NOAA, the nation’s leading climate science agency, may lose dozens of offices, including one that is key to the Mauna Loa Observatory in Hawaii.

On the flanks of the largest active volcano on Earth, the Mauna Loa Observatory tracks the amount of greenhouse gases in the atmosphere that are warming the planet, and has been doing so since 1958.

But the office in Hilo, Hawaii that manages the world-famous site could close in August, according to a copy of an internal federal document viewed by The New York Times.

The observatory has been a pole star of global scientific research. The data collected there helped to create the Keeling Curve, a famous upward-sweeping graph that documents the steep rise in carbon dioxide concentrations over decades.

“These data are our eyes on the planet,” said Ralph Keeling, a climate science professor at the Scripps Institution of Oceanography at the University of California San Diego and the son of Charles Keeling, the curve’s creator. “It’s really vital base line data for how things are going to change going forward.”

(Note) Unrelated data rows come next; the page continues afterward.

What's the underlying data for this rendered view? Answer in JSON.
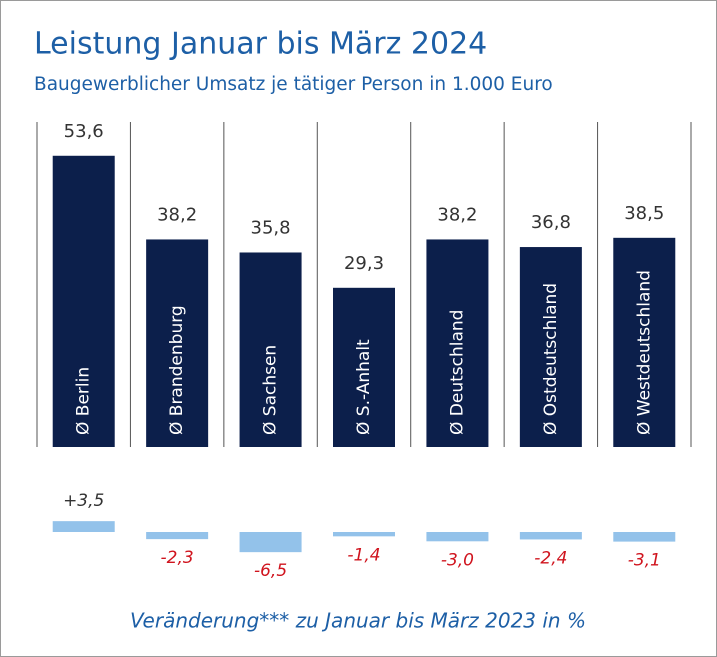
{
  "chart_data": [
    {
      "type": "bar",
      "title": "Leistung Januar bis März 2024",
      "subtitle": "Baugewerblicher Umsatz je tätiger Person in 1.000 Euro",
      "categories": [
        "Ø Berlin",
        "Ø Brandenburg",
        "Ø Sachsen",
        "Ø S.-Anhalt",
        "Ø Deutschland",
        "Ø Ostdeutschland",
        "Ø Westdeutschland"
      ],
      "values": [
        53.6,
        38.2,
        35.8,
        29.3,
        38.2,
        36.8,
        38.5
      ],
      "value_labels": [
        "53,6",
        "38,2",
        "35,8",
        "29,3",
        "38,2",
        "36,8",
        "38,5"
      ],
      "color": "#0c1f4b",
      "ylim": [
        0,
        60
      ]
    },
    {
      "type": "bar",
      "caption": "Veränderung*** zu Januar bis März 2023 in %",
      "values": [
        3.5,
        -2.3,
        -6.5,
        -1.4,
        -3.0,
        -2.4,
        -3.1
      ],
      "value_labels": [
        "+3,5",
        "-2,3",
        "-6,5",
        "-1,4",
        "-3,0",
        "-2,4",
        "-3,1"
      ],
      "color": "#93c2ea",
      "negative_label_color": "#d0141e",
      "ylim": [
        -8,
        5
      ]
    }
  ]
}
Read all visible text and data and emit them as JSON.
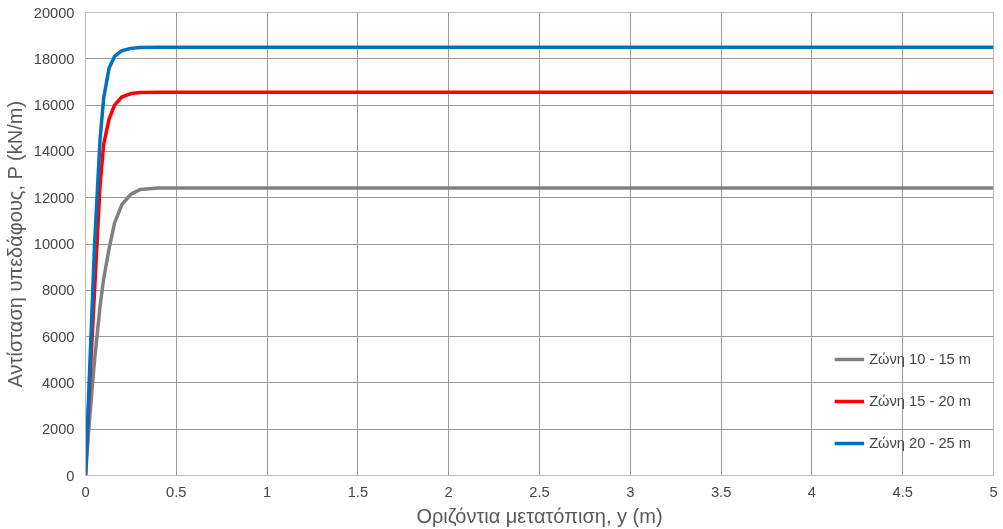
{
  "chart_data": {
    "type": "line",
    "xlabel": "Οριζόντια μετατόπιση, y (m)",
    "ylabel": "Αντίσταση υπεδάφους, P (kN/m)",
    "xlim": [
      0,
      5
    ],
    "xticks": [
      0,
      0.5,
      1,
      1.5,
      2,
      2.5,
      3,
      3.5,
      4,
      4.5,
      5
    ],
    "ylim": [
      0,
      20000
    ],
    "yticks": [
      0,
      2000,
      4000,
      6000,
      8000,
      10000,
      12000,
      14000,
      16000,
      18000,
      20000
    ],
    "grid": true,
    "legend": "bottom right",
    "marker": "none",
    "line_style": "solid",
    "series": [
      {
        "name": "Ζώνη 10 - 15 m",
        "color": "#808080",
        "x": [
          0,
          0.02,
          0.05,
          0.08,
          0.1,
          0.13,
          0.16,
          0.2,
          0.25,
          0.3,
          0.4,
          5
        ],
        "values": [
          0,
          2200,
          5000,
          7300,
          8500,
          9800,
          10900,
          11700,
          12150,
          12350,
          12420,
          12420
        ]
      },
      {
        "name": "Ζώνη 15 - 20 m",
        "color": "#ff0000",
        "x": [
          0,
          0.02,
          0.05,
          0.08,
          0.1,
          0.13,
          0.16,
          0.2,
          0.25,
          0.3,
          0.4,
          5
        ],
        "values": [
          0,
          3500,
          8000,
          12500,
          14300,
          15400,
          16000,
          16350,
          16500,
          16540,
          16550,
          16550
        ]
      },
      {
        "name": "Ζώνη 20 - 25 m",
        "color": "#0070c0",
        "x": [
          0,
          0.02,
          0.05,
          0.08,
          0.1,
          0.13,
          0.16,
          0.2,
          0.25,
          0.3,
          0.4,
          5
        ],
        "values": [
          0,
          4000,
          10000,
          14500,
          16300,
          17600,
          18100,
          18350,
          18450,
          18490,
          18500,
          18500
        ]
      }
    ]
  }
}
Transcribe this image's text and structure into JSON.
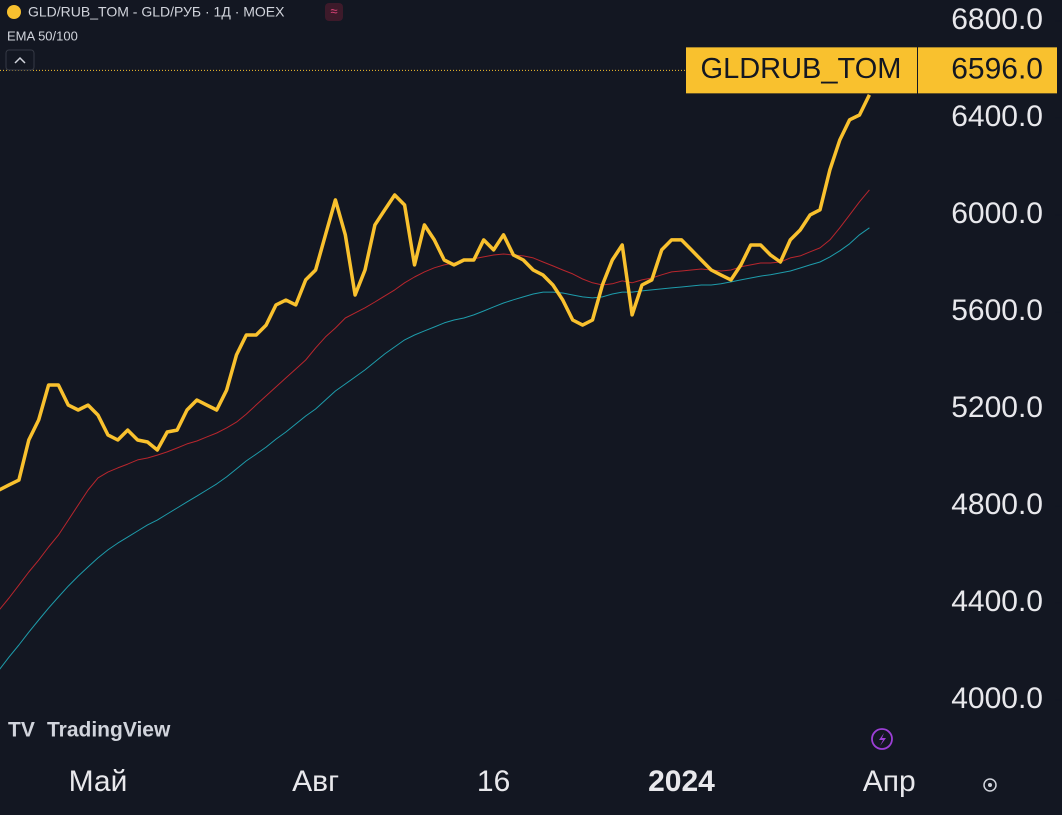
{
  "chart_data": {
    "type": "line",
    "title": "GLD/RUB_TOM - GLD/РУБ · 1Д · MOEX",
    "subtitle": "EMA 50/100",
    "watermark": "TradingView",
    "categories": [
      null,
      null,
      null,
      null,
      null,
      null,
      null,
      null,
      null,
      null,
      "Май",
      null,
      null,
      null,
      null,
      null,
      null,
      null,
      null,
      null,
      null,
      null,
      null,
      null,
      null,
      null,
      null,
      null,
      null,
      null,
      null,
      null,
      "Авг",
      null,
      null,
      null,
      null,
      null,
      null,
      null,
      null,
      null,
      null,
      null,
      null,
      null,
      null,
      null,
      null,
      null,
      "16",
      null,
      null,
      null,
      null,
      null,
      null,
      null,
      null,
      null,
      null,
      null,
      null,
      null,
      null,
      null,
      null,
      null,
      null,
      "2024",
      null,
      null,
      null,
      null,
      null,
      null,
      null,
      null,
      null,
      null,
      null,
      null,
      null,
      null,
      null,
      null,
      null,
      null,
      null,
      null,
      "Апр"
    ],
    "series": [
      {
        "name": "GLDRUB_TOM",
        "color": "#f9c12e",
        "values": [
          4866,
          4887,
          4907,
          5072,
          5155,
          5299,
          5299,
          5216,
          5196,
          5216,
          5175,
          5093,
          5072,
          5113,
          5072,
          5064,
          5031,
          5105,
          5113,
          5196,
          5237,
          5216,
          5196,
          5278,
          5423,
          5505,
          5505,
          5546,
          5629,
          5649,
          5629,
          5732,
          5773,
          5918,
          6062,
          5918,
          5670,
          5773,
          5959,
          6021,
          6082,
          6041,
          5794,
          5959,
          5897,
          5814,
          5794,
          5814,
          5814,
          5897,
          5856,
          5918,
          5835,
          5814,
          5773,
          5752,
          5711,
          5649,
          5567,
          5546,
          5567,
          5711,
          5814,
          5876,
          5588,
          5711,
          5732,
          5856,
          5897,
          5897,
          5856,
          5814,
          5773,
          5752,
          5732,
          5794,
          5876,
          5876,
          5835,
          5806,
          5897,
          5938,
          6000,
          6021,
          6186,
          6309,
          6392,
          6412,
          6495,
          null,
          null
        ]
      },
      {
        "color": "#b8262d",
        "values": [
          4371,
          4421,
          4474,
          4528,
          4577,
          4631,
          4680,
          4742,
          4804,
          4866,
          4916,
          4940,
          4957,
          4973,
          4990,
          4998,
          5010,
          5023,
          5039,
          5056,
          5068,
          5085,
          5101,
          5122,
          5146,
          5179,
          5217,
          5254,
          5291,
          5328,
          5365,
          5402,
          5452,
          5497,
          5534,
          5575,
          5596,
          5617,
          5641,
          5666,
          5691,
          5720,
          5744,
          5765,
          5782,
          5794,
          5802,
          5810,
          5819,
          5827,
          5835,
          5839,
          5835,
          5831,
          5823,
          5806,
          5790,
          5773,
          5757,
          5736,
          5720,
          5711,
          5716,
          5728,
          5720,
          5732,
          5740,
          5753,
          5765,
          5769,
          5773,
          5777,
          5773,
          5769,
          5773,
          5786,
          5794,
          5802,
          5802,
          5806,
          5823,
          5831,
          5848,
          5864,
          5897,
          5947,
          6000,
          6054,
          6103,
          null,
          null
        ]
      },
      {
        "color": "#1e9cab",
        "values": [
          4124,
          4177,
          4227,
          4280,
          4330,
          4379,
          4425,
          4470,
          4511,
          4549,
          4586,
          4619,
          4647,
          4672,
          4697,
          4722,
          4742,
          4767,
          4792,
          4817,
          4841,
          4866,
          4891,
          4920,
          4953,
          4986,
          5014,
          5043,
          5076,
          5105,
          5138,
          5171,
          5200,
          5237,
          5274,
          5303,
          5332,
          5361,
          5394,
          5427,
          5456,
          5485,
          5505,
          5522,
          5538,
          5555,
          5567,
          5575,
          5588,
          5604,
          5621,
          5637,
          5650,
          5662,
          5674,
          5682,
          5682,
          5678,
          5670,
          5662,
          5658,
          5662,
          5674,
          5682,
          5682,
          5687,
          5691,
          5695,
          5699,
          5703,
          5707,
          5711,
          5711,
          5716,
          5724,
          5732,
          5740,
          5748,
          5753,
          5761,
          5769,
          5781,
          5794,
          5806,
          5827,
          5852,
          5881,
          5918,
          5947,
          null,
          null
        ]
      }
    ],
    "last_price": {
      "value": 6596,
      "label": "6596.0"
    },
    "ylim": [
      3753,
      6886
    ],
    "yticks": [
      {
        "value": 4000,
        "label": "4000.0"
      },
      {
        "value": 4400,
        "label": "4400.0"
      },
      {
        "value": 4800,
        "label": "4800.0"
      },
      {
        "value": 5200,
        "label": "5200.0"
      },
      {
        "value": 5600,
        "label": "5600.0"
      },
      {
        "value": 6000,
        "label": "6000.0"
      },
      {
        "value": 6400,
        "label": "6400.0"
      },
      {
        "value": 6800,
        "label": "6800.0"
      }
    ],
    "grid": false
  }
}
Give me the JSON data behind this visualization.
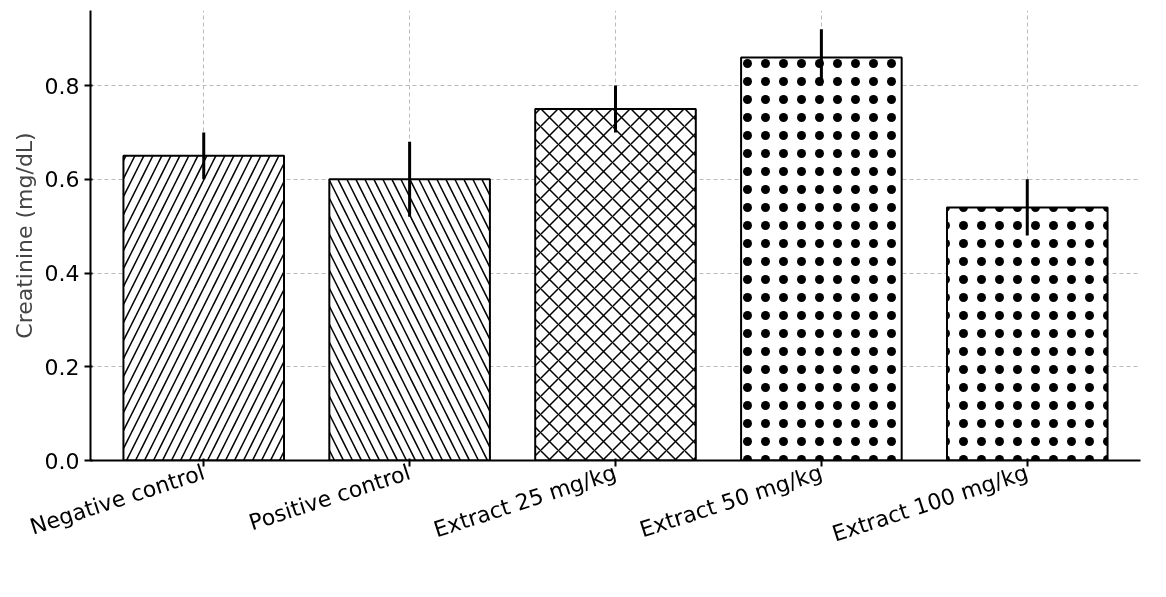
{
  "chart_data": {
    "type": "bar",
    "ylabel": "Creatinine (mg/dL)",
    "categories": [
      "Negative control",
      "Positive control",
      "Extract 25 mg/kg",
      "Extract 50 mg/kg",
      "Extract 100 mg/kg"
    ],
    "values": [
      0.65,
      0.6,
      0.75,
      0.86,
      0.54
    ],
    "errors": [
      0.05,
      0.08,
      0.05,
      0.06,
      0.06
    ],
    "colors": [
      "#ffffff",
      "#ffffff",
      "#ffffff",
      "#ffffff",
      "#ffffff"
    ],
    "ylim": [
      0,
      0.96
    ],
    "yticks": [
      {
        "value": 0,
        "label": "0.0"
      },
      {
        "value": 0.2,
        "label": "0.2"
      },
      {
        "value": 0.4,
        "label": "0.4"
      },
      {
        "value": 0.6,
        "label": "0.6"
      },
      {
        "value": 0.8,
        "label": "0.8"
      }
    ],
    "grid": true
  }
}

The observatory’s office is among 30 buildings operated by the National Oceanic and Atmospheric Administration, the nation’s leading agency for climate research, that are listed on the spreadsheet for possible lease terminations, beginning as early as May.

It is unclear what would happen to operations at the observatory if the office were to close. White House Press Secretary Karoline Leavitt declined to comment, writing in an email, “As a matter of policy, we do not respond to reporters with pronouns in their bios.”